In another of the town’s business districts on R.N. Mukherjee Road, another rare find awaits: Bihari food. You won’t find street lunches from Bihar, one of the poorest states in India, in most of the rest of the country. Migrants from the state tend to pick up jobs as guards or auto drivers instead. But here, Sriram Prasad — who’s of Bihari origin but came to Kolkata from the state of Uttar Pradesh — is cooking up a 10-rupee (15-cent) meal that could easily be adapted for a gourmet menu. He’s making litti — Bihari bread that looks a bit like a dignified dinner roll. It’s whole wheat dough outside (old hippies rejoice!) with sattu powder inside. Think of it like crumbly gram powder. You might use chickpea powder inside if you’re seeking to replicate it at home. After rolling it around in a vat of ghee (clarified butter), Prasad serves it up with a black mustard sauce worthy of the $7 aisle at Whole Foods. Biharis use litti as a staple, often eating it with mashed potatoes, yogurt or curries. 

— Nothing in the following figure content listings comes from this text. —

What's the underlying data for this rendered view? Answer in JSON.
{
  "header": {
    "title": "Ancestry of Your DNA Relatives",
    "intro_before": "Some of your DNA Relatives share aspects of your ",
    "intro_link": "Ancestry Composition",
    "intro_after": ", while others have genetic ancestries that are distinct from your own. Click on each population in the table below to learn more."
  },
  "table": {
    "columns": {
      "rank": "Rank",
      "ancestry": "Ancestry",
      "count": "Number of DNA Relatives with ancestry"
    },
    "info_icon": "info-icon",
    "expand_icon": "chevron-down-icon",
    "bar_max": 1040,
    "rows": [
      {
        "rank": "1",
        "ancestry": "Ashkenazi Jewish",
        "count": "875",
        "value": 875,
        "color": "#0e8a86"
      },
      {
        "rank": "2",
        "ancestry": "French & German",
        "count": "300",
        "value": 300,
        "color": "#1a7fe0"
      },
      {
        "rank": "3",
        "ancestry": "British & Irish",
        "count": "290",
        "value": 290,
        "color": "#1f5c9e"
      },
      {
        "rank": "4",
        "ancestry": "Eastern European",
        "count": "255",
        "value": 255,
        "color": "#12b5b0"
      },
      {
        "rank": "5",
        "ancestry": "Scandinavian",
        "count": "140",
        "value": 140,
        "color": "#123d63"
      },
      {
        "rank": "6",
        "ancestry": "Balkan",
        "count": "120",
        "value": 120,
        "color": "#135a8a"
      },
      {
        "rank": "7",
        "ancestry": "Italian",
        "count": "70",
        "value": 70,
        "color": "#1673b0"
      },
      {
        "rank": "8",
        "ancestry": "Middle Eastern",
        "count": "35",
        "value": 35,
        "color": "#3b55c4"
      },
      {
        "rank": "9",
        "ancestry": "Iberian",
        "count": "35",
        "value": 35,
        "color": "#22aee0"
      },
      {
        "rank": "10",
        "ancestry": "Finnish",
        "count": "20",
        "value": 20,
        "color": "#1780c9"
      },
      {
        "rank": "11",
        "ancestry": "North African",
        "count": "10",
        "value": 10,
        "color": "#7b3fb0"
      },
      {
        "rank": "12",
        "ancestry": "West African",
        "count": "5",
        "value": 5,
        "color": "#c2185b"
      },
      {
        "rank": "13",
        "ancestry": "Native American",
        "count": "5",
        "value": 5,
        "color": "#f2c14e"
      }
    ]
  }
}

Don’t forget the drinks! Sugary chai in clay cups — you can keep them as tiny, cute shot glasses — or fresh lime soda. On one corner, a boy holds up bael fruit, offering to crack it open for a smoothie. It has a hard exterior; he smashes it on the sidewalk and shows off its cantaloupe-like innards. A perfect top-off, and worth it. We don’t want to hear you worrying about your prissy Western stomach.